Monday, September 11, 2017

Thinking in Relative Terms

Having messed about with a few ideas concerning time and space, I think I finally had a bit of a breakthrough in the post on how to measure distance.

When neutrinos are added to a system, things swell up. At the same time, the clicks of the clock slow down.

For the local observer, himself swelling up and slowing down, nothing noticeable happens. Everything stays the same. Even the speed of light, measured with the swelled-up ruler is the same, because the slowed down clock lets photons run the entire stretch of the ruler with the exact same number of clicks as before.

The key to understanding this is to think in terms of local reference frames. There is the outside observer, with his clock and ruler, and there is the local observer with another clock and ruler.

Also, the way we think of time has to be correct.
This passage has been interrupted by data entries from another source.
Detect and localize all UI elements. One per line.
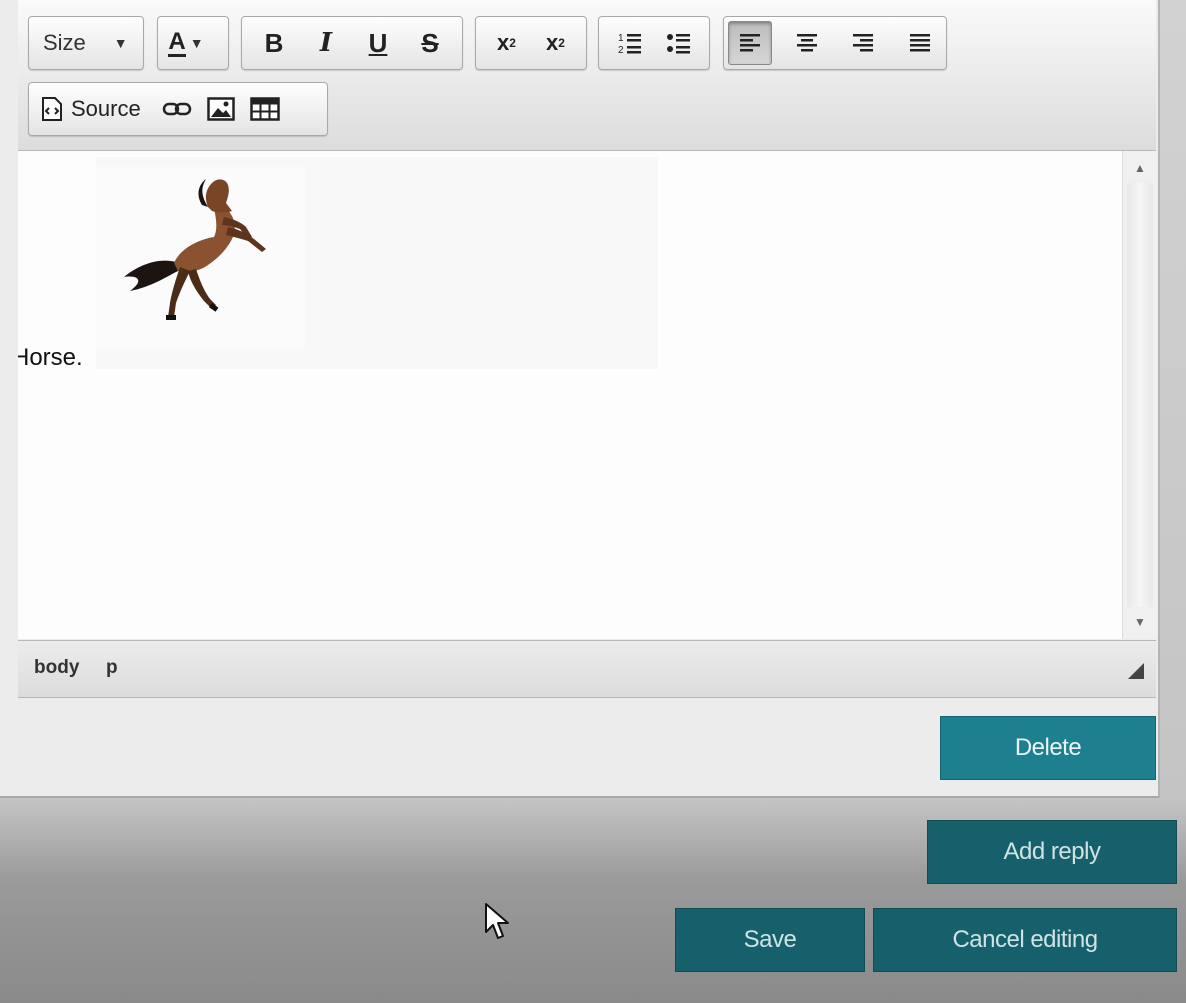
image-frame <box>96 157 658 369</box>
body-paragraph[interactable]: Horse. <box>18 344 83 372</box>
image-icon <box>206 97 235 121</box>
source-icon <box>42 97 62 121</box>
align-justify-button[interactable] <box>898 21 942 65</box>
align-center-icon <box>796 34 817 52</box>
font-color-button[interactable]: A ▼ <box>164 21 208 65</box>
superscript-mark: 2 <box>558 36 565 50</box>
svg-text:1: 1 <box>618 33 624 44</box>
subscript-button[interactable]: x2 <box>485 21 529 65</box>
font-color-group: A ▼ <box>157 16 229 70</box>
delete-button[interactable]: Delete <box>940 716 1156 780</box>
list-group: 1 2 <box>598 16 710 70</box>
insert-group: Source <box>28 82 328 136</box>
align-left-icon <box>740 34 760 52</box>
resize-handle-icon[interactable] <box>1128 663 1144 679</box>
superscript-button[interactable]: x2 <box>534 21 578 65</box>
editor-toolbar: Size ▼ A ▼ B I U S x2 x2 1 2 Source <box>18 0 1156 151</box>
italic-button[interactable]: I <box>304 21 348 65</box>
script-group: x2 x2 <box>475 16 587 70</box>
align-right-icon <box>853 34 874 52</box>
image-button[interactable] <box>199 87 243 131</box>
cancel-editing-button[interactable]: Cancel editing <box>873 908 1177 972</box>
font-color-icon: A <box>168 27 186 57</box>
editor-panel: Size ▼ A ▼ B I U S x2 x2 1 2 Source Hors… <box>0 0 1160 798</box>
numbered-list-icon: 1 2 <box>618 33 641 56</box>
scroll-up-icon[interactable]: ▲ <box>1123 153 1157 183</box>
numbered-list-button[interactable]: 1 2 <box>608 21 652 65</box>
align-right-button[interactable] <box>841 21 885 65</box>
align-left-button[interactable] <box>728 21 772 65</box>
chevron-down-icon: ▼ <box>113 35 128 51</box>
source-button[interactable]: Source <box>35 87 147 131</box>
save-button[interactable]: Save <box>675 908 865 972</box>
table-icon <box>249 97 280 121</box>
size-label: Size <box>43 30 86 55</box>
basic-styles-group: B I U S <box>241 16 463 70</box>
size-combo[interactable]: Size ▼ <box>28 16 144 70</box>
scrollbar-track[interactable] <box>1127 183 1153 607</box>
horse-image[interactable] <box>96 167 306 347</box>
element-path-bar: body p <box>18 640 1156 698</box>
underline-button[interactable]: U <box>356 21 400 65</box>
svg-text:2: 2 <box>618 45 624 56</box>
bold-button[interactable]: B <box>252 21 296 65</box>
superscript-icon: x <box>546 30 559 55</box>
alignment-group <box>723 16 947 70</box>
vertical-scrollbar[interactable]: ▲ ▼ <box>1122 151 1157 639</box>
align-justify-icon <box>909 34 930 52</box>
chevron-down-icon: ▼ <box>189 35 204 51</box>
link-button[interactable] <box>155 87 199 131</box>
table-button[interactable] <box>243 87 287 131</box>
link-icon <box>162 102 191 116</box>
scroll-down-icon[interactable]: ▼ <box>1123 607 1157 637</box>
align-center-button[interactable] <box>785 21 829 65</box>
subscript-mark: 2 <box>509 36 516 50</box>
path-item-p[interactable]: p <box>106 657 118 679</box>
subscript-icon: x <box>497 30 510 55</box>
mouse-cursor-icon <box>485 903 509 939</box>
add-reply-button[interactable]: Add reply <box>927 820 1177 884</box>
bulleted-list-button[interactable] <box>657 21 701 65</box>
bulleted-list-icon <box>666 34 690 54</box>
editor-content[interactable]: Horse. <box>18 151 1122 639</box>
source-label: Source <box>71 96 141 121</box>
strikethrough-button[interactable]: S <box>408 21 452 65</box>
path-item-body[interactable]: body <box>34 657 79 679</box>
horse-icon <box>124 179 266 320</box>
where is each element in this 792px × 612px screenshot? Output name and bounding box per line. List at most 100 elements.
Time is the clicks of the clock, and nothing else. There is no absolute time.

The way we can construct a clock is by putting a photon inside a confined space, such as an atomic nucleus. Every time the photon hits a wall, there is a click.

Photon traversing an electron
Photon traversing an electron

When the nucleus swells up due to more neutrinos pushing the walls apart, the distance between the clicks becomes larger in exact proportion to the increase in distance between the walls.

This is in essence why the speed of light remains the same regardless of reference frame.

When things swell up, the clicks of the clock become more stretched out too. If it took hundred clicks of the local clock for a photon to travel down the length of a local ruler before everything swelled up, it still takes a hundred clicks of the local clock for the same photon to travel down the same ruler after it swelled up.